The usually discarded husks are collected and used to produce a new veneer material, Totomoxtle, for apparently lucrative decorative applications. So, the by-product was worth far more than the corn itself.
I thought great, the farmers can make a living, but the people beside me just admired the “lovely marquetry”.
At the end of the exhibition, there was a food lab, where the server prepared you a snack based on your choice of three attributes that a great food system should have, from a menu of 15 options.
When my order went in, the assistant looked at it and said I was unusual. Out of around 75,000 visitors who had so far had a go, only 52 of us had chosen my combination of priorities (profitable, delicious, affordable).
So, a shout out to my fellow farmers/accountants, because I can only assume that you comprise the other 51.
The choice that set me apart from the vast majority of other visitors was, of course, that the food should be profitable for the people who produced it. Not profiteering, just profitable.
Sadly, other people didn’t seem to see it that way, even if they had spent an hour or so looking at exhibits extolling sustainability.
This may have been partly the result of a 13-minute film on “modern farming practices”, apparently designed to be thought-provoking.
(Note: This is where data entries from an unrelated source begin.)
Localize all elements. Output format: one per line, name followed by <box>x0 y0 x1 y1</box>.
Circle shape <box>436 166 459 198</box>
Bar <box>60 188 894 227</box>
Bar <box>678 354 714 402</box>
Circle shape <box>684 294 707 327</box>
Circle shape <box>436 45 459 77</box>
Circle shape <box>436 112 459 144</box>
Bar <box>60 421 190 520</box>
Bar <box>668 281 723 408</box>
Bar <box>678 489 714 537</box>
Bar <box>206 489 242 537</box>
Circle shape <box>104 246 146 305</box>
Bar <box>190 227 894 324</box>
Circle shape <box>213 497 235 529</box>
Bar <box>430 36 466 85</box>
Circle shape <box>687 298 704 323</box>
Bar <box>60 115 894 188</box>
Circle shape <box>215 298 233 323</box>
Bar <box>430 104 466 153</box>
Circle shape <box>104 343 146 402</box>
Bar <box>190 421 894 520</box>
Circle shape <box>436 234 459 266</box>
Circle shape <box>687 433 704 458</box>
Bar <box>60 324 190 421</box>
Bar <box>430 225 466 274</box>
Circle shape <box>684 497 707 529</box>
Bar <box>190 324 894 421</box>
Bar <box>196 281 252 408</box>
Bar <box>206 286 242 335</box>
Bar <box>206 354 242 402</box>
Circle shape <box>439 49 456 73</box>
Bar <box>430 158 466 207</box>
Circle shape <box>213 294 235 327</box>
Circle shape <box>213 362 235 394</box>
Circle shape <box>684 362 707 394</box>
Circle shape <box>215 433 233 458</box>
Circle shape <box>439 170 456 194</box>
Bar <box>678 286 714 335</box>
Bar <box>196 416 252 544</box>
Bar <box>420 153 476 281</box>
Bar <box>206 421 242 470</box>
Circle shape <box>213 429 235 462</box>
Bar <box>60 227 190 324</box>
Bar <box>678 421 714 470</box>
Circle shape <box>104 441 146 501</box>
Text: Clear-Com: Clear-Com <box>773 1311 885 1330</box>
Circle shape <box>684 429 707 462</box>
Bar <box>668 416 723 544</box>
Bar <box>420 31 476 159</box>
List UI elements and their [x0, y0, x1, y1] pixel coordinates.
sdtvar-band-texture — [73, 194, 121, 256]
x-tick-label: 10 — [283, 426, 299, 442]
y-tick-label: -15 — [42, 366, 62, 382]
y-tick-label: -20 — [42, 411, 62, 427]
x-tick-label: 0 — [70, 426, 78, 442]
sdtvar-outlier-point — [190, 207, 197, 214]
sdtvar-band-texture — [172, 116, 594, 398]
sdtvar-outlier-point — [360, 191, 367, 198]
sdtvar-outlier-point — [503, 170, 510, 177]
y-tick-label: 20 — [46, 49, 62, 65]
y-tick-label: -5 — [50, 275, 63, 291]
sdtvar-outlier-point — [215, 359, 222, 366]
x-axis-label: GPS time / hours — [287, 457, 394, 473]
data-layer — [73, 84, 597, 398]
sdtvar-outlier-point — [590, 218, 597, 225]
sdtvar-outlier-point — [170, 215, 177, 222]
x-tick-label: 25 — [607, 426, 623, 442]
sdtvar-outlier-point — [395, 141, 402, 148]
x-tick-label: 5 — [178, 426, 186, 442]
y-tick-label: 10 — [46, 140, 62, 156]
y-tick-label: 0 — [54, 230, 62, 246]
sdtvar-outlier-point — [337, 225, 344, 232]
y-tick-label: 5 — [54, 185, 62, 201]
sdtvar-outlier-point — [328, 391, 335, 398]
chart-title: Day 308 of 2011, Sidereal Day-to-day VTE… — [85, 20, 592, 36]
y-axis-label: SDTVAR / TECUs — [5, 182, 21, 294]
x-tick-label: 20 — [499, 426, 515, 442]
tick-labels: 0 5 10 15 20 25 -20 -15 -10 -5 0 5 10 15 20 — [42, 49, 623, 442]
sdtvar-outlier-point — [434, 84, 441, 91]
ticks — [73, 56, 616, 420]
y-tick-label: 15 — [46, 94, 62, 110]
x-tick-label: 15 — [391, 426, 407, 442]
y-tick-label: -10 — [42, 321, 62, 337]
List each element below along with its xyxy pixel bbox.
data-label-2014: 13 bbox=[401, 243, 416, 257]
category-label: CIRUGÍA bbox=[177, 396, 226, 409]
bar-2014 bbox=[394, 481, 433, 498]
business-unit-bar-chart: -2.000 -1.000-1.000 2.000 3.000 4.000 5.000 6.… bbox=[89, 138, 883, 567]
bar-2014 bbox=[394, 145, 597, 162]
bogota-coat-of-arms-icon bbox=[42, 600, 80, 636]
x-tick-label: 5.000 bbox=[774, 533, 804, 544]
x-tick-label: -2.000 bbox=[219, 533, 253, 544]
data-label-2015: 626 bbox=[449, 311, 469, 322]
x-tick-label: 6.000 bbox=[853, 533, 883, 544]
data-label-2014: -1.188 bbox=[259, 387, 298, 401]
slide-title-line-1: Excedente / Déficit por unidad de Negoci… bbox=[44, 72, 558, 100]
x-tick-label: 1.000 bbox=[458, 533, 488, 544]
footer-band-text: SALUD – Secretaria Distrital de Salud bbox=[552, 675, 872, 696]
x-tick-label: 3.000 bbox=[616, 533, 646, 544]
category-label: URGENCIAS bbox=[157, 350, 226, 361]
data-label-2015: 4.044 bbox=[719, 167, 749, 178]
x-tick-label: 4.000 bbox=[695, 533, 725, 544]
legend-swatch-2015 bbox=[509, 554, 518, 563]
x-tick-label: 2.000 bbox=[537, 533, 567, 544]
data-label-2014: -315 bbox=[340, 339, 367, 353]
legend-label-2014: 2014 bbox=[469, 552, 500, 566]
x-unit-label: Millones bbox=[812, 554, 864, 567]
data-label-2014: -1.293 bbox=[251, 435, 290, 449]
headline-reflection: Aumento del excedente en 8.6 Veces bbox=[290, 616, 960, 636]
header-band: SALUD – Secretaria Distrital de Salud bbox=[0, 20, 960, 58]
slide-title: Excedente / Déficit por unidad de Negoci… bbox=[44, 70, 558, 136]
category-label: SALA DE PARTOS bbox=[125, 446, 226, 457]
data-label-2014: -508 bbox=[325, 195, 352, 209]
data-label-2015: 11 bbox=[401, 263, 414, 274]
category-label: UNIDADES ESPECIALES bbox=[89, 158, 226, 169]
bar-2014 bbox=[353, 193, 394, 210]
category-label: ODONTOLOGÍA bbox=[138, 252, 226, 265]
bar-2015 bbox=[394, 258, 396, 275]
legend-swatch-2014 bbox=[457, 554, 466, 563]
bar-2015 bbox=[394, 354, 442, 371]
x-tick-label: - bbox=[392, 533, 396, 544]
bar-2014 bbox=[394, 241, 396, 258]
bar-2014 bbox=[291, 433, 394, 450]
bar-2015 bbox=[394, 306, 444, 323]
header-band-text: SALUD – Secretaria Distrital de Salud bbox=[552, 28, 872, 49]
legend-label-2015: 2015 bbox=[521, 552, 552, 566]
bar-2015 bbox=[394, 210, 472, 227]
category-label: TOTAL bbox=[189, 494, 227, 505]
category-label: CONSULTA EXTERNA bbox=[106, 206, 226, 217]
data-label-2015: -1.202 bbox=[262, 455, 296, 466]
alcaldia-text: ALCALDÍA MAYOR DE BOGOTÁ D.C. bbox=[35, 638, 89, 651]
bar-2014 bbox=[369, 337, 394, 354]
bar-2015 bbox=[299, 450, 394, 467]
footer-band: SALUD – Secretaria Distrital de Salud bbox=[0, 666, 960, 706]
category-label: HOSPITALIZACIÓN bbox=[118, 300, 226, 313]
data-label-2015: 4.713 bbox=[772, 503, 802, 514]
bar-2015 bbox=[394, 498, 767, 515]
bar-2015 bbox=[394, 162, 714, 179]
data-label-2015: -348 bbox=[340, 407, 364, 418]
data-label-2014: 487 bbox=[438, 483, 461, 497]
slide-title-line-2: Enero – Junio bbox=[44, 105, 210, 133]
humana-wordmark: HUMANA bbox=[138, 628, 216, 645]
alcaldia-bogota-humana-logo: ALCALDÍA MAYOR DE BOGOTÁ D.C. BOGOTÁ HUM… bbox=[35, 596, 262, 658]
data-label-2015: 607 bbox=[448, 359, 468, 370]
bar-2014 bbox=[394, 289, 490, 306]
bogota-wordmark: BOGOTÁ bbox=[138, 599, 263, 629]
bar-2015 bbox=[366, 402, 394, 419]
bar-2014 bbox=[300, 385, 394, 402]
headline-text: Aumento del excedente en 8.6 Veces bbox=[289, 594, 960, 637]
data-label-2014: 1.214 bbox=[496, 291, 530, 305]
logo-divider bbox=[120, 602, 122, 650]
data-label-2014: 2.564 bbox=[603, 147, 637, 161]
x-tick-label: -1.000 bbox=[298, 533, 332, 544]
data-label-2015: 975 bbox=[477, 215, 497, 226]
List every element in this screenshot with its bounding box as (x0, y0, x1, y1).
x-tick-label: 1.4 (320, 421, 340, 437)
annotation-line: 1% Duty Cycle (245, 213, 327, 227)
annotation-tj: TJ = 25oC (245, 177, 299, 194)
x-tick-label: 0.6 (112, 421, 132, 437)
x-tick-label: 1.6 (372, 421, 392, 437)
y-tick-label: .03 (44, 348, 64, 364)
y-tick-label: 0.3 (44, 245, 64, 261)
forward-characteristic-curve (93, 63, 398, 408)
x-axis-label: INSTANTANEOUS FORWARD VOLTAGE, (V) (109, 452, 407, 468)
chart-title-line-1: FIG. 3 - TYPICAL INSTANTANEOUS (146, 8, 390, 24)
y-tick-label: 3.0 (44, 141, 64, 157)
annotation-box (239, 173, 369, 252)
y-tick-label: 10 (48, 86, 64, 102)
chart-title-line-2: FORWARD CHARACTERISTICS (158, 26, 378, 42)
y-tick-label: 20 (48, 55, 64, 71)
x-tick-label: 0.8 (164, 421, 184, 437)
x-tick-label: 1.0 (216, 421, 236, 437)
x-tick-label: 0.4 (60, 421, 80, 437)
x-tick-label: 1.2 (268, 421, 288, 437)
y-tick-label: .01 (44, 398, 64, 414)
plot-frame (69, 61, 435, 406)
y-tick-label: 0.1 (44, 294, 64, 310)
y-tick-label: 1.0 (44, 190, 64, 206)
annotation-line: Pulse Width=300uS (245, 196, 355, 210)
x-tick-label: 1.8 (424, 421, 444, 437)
There was no commentary and most of it was not about British farming, but generally it was fairly ugly viewing, particularly with regard to the strange landscape of hundreds of acres of plastic tunnels for fruit and vegetable production and the harsh working conditions for vegetable pickers.
For me, the point that should have been brought out more explicitly was that cheap food production has major consequences for both the environment and the people producing it. If the public don’t want that, they have to be prepared to pay a bit more for food.
The environmental case has been made very successfully in recent years – the case for people needs more work.
The encouraging thing for UK farming, however, should be that when this is properly explained, a decent chunk of the public are supportive.